Conflitto esogeno. Tende a non generarsi tra parzialità comunemente orientate e tra quelle complementari, in cui il conflitto non ha terreno per essere. In tutte le altre relazioni è ordinario.
Tanto per C e D, come in tutte le circostanze, le ragioni del conflitto vengono meno in occasione della presa di coscienza dell’io, della sua struttura tubolare, della sua forza vergante, del suo dominio avvolgente su di noi.
La terza legge dice che nel tubo constatiamo – e quindi esiste – il mondo che inconsapevolmente concepiamo come esterno a noi. La nostra virginea ma egoica concezione lo racconta a noi stessi come oggettivo, là, di fronte, pronto per essere frequentato e utilizzato.
Dentro al tubo, come espressione di un esercito, siamo in testa, sospinti in avanti dall’orda della nostra biografia.

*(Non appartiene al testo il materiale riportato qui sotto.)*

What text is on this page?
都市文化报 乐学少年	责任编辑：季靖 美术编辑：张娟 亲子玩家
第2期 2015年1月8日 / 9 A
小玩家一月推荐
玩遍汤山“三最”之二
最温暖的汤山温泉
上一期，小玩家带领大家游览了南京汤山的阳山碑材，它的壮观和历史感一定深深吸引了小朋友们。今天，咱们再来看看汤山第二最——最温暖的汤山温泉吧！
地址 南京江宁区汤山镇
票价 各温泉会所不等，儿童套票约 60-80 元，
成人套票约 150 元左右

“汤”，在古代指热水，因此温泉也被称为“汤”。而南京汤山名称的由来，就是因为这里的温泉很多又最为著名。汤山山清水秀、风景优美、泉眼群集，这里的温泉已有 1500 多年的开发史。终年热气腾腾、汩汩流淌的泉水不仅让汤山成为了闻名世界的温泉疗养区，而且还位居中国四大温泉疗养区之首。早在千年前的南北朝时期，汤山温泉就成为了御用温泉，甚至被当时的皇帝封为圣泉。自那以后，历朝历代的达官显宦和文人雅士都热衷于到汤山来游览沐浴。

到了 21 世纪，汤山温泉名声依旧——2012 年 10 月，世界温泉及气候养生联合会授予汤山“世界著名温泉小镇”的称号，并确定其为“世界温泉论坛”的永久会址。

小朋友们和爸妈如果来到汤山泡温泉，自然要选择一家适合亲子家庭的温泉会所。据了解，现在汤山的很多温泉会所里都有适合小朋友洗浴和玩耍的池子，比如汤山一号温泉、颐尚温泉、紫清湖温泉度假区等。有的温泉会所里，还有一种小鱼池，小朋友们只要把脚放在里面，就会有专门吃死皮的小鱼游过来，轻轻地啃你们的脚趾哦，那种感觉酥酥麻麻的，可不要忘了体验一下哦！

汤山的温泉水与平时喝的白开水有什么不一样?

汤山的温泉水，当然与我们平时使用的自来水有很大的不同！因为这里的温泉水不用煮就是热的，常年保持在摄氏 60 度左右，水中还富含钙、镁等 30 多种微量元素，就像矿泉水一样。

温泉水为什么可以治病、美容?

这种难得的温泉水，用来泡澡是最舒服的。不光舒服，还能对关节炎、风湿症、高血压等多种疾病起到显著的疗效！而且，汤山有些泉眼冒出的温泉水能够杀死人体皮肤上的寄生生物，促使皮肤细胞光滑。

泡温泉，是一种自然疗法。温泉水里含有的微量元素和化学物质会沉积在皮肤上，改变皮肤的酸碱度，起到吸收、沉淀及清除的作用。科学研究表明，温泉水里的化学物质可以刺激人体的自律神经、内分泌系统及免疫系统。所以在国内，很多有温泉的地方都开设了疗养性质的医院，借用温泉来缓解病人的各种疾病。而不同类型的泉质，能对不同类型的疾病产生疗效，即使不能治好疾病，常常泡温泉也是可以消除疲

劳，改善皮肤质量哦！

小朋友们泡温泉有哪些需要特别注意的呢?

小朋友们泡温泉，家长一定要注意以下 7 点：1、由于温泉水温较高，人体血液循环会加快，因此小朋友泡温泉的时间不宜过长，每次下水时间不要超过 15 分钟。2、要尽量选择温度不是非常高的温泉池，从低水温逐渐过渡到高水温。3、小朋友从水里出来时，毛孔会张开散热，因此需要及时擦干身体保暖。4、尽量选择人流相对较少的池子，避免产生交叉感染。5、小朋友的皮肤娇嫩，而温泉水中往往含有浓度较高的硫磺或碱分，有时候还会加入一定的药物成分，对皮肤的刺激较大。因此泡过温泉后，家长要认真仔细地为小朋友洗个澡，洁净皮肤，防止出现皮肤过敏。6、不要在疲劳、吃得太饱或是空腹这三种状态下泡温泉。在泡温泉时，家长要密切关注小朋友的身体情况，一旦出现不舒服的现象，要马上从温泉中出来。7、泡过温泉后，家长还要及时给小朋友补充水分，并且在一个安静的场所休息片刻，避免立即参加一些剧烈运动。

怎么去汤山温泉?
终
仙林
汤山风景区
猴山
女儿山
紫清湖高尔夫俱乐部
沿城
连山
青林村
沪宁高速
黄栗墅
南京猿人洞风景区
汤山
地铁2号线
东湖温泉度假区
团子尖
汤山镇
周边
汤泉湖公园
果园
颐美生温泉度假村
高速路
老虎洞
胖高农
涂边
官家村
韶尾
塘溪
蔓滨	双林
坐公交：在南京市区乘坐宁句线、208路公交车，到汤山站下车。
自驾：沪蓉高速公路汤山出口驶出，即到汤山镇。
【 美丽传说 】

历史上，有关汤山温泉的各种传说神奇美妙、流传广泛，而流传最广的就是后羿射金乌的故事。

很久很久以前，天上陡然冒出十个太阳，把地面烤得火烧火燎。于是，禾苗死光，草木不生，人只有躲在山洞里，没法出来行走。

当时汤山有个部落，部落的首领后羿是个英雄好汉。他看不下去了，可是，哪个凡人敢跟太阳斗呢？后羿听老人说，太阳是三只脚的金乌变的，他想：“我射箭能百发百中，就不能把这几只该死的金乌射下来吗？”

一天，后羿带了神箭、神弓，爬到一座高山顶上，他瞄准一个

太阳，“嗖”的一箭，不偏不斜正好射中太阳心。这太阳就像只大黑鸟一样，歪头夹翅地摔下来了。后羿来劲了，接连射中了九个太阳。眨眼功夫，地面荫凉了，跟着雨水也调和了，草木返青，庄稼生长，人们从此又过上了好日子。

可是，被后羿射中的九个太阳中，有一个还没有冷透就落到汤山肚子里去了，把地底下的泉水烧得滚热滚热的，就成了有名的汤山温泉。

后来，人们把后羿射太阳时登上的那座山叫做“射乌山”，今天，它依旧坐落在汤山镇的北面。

È la quarta, brutale, legge del tubo.
La quinta dice che in ogni istante la spinta ci impone scelte, ruoli e posizioni.
Nel tubo non vediamo altro che quelli, ovvero, null’altro è visto e quindi null’altro conta. Tuttavia, non abbiamo tentennamenti nel patrocinarli di libero arbitrio, razionalità, buon senso. Ovvero dei migliori titoli suggeriti dal tubo.
Scelte, ruoli e posizioni costituiscono la sensazione del presente e dei suoi obblighi; così li percepiamo e rispettiamo. Ovvero a quanto nel momento siamo in grado di coniugare tra gli elementi riconosciuti e/o disponibili nel tubo.
Detti elementi soddisfano e rinforzano l’io. E corrispondono sempre alla selezione di matrice biografica del nostro criterio di avanzamento, la cui logica è mantenere in equilibrio la struttura di noi stessi, seguitare a riconoscerne il senso e quindi la verità. [Praticamente un antidepressivo, fatto salvo che a sua volta, anche per la depressione, di tubo si tratta]. I dati sbilancianti vengono scartati, quelli complementari o di pari orientamento vengono accettati e integrati. La biografia resta così sui binari dentro il suo autoreferenziale tubo.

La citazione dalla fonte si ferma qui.